Calma como uma tempestade, rompe sobretudo pela simplicidade e transparência com que se agarra à intimidade, tentando fazer desse confronto motor para a mudança. Exemplo vital de afirmação – individual, mas também de uma identidade queer, plural e transdisciplinar –, Mar Morto representa mais um capítulo no processo de transformação que corporiza o ideal libertário de Diana, um corpo exploratório onde predominam as atmosferas e os ambientes telúricos que só a espaços escutávamos nos antecessores XL (2021) e Bass Queen (2023).

Desenvolvido entre 2021 e 2023, Mar Morto encerra “um ciclo de inspiração da natureza” que tem na sina dos novos fados um possível indicador de novas madrugadas, atirando-se de cabeça a um som com tanto de visceral quanto de vulnerável. Uma ferida aberta onde as revoluções queer de Odete, Aurora e da cúmplice Dakoi se relacionam com a beleza desarmante de Malibu, 7038634357 e outras figuras cuja música parece dissolver-se no éter, desmontando o corpo das construções normativas e patriarcais. Não há espaço para prendimentos neste mar de inquietações.

Filipe Costa
André 3000 – New Blue Sun [Epic]

Dia 17 de novembro de 2023 ficará para sempre marcado como o dia em que o titã de hip-hop André 3000 lançou o seu álbum de estreia a solo: A New Blue Sun. Todavia, ao invés de explorar o hip-hop, explora um estilo mais inclinado para o new age, ambient e o spiritual jazz. Ora, esta trajetória poderá cair em surpresa para os menos atentos. No entanto, a ausência de André 3000 não é propriamente segredo: afinal – desde o lançamento em estúdio do último álbum dos Outkast (Speakerboxxx / The Love Below, de 2003) – não foram muitas as aparências do artista estadunidense no cenário do hip-hop, com o próprio a referir em diversas ocasiões a sua falta de vontade de seguir essa vertente.

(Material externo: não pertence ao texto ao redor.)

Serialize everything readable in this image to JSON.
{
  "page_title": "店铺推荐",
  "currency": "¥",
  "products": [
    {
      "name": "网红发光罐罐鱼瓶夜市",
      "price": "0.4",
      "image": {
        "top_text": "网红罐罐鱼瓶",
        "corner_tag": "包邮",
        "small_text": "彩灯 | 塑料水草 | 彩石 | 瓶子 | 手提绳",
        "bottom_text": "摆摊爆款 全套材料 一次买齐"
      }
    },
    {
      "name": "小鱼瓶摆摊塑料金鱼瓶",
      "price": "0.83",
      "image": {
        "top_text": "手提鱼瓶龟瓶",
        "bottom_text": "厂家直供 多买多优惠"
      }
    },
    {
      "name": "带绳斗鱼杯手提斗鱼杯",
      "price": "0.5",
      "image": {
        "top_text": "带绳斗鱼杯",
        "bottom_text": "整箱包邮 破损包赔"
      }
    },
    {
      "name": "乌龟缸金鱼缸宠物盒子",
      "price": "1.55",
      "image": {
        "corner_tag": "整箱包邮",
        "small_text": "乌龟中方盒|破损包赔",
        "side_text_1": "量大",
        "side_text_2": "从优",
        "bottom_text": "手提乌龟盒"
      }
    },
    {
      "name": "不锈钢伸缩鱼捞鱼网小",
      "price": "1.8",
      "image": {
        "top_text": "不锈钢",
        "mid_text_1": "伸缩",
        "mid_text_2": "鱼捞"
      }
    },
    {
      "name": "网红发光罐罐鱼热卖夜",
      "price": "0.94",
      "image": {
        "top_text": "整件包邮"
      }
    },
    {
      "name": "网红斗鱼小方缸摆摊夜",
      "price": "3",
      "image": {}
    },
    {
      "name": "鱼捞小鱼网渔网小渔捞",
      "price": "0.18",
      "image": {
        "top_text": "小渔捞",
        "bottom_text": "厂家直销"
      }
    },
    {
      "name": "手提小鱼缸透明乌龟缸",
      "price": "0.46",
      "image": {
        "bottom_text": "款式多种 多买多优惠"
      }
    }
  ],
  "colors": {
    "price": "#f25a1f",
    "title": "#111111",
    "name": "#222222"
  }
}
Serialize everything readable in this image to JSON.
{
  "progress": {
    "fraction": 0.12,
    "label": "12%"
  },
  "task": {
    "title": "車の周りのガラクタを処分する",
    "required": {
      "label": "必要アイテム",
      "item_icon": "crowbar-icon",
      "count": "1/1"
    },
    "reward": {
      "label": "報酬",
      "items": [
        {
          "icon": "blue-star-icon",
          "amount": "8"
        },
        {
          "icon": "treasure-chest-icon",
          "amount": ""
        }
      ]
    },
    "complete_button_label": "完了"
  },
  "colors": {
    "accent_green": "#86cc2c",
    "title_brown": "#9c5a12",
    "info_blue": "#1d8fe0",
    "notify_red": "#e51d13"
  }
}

Dito isto – e passando então para o álbum per se: New Blue Sun trata-se de um álbum de 87 minutos repletos de hipnotismos exuberantes e misticismos espacialmente meditativos, superando – na sua generalidade – as minhas expectativas.

De destacar o trabalho fulcral do coprodutor Carlos Niño, que creio ser um dos grandes responsáveis para elevar este projeto a um nível acima, servindo de arquiteto para uma paisagem sonora bastante sólida, pegando no lado mais Pharoah Sanders que André 3000 tinha para oferecer com a ideia deste álbum e complementando-a com uma faceta um quanto próxima da sonoridade de Tim Hecker, por exemplo.

No fundo, trata-se de um álbum bastante fluido, cuja única falha possa decair na sua estadia que poderá ser considerada um quanto exagerada para alguns. Afinal, ainda são 87 minutos. Ainda assim, creio que este trabalho já cementou André 3000 no mundo do ambient, tendo-se estreado com um dos melhores trabalhos de 2023, dentro do seu género.

Tendo tudo isso em conta, a curiosidade paira: como irá o ex-OutKast seguir daqui para a frente? Aguardaremos ansiosamente.

J.P. Antunes

ML Buch – Suntub [15 love]

Suntub, o segundo álbum da artista ML Buch, é potencialmente um dos álbuns mais subvalorizados do ano passado. A cantora e instrumentista dinamarquesa que é a força motriz do projeto dá o próximo passo do seu registo com base nas sonoridades do shoegaze, da psicadélia e do ambient, que é em iguais partes minimal, pastoral e garrido.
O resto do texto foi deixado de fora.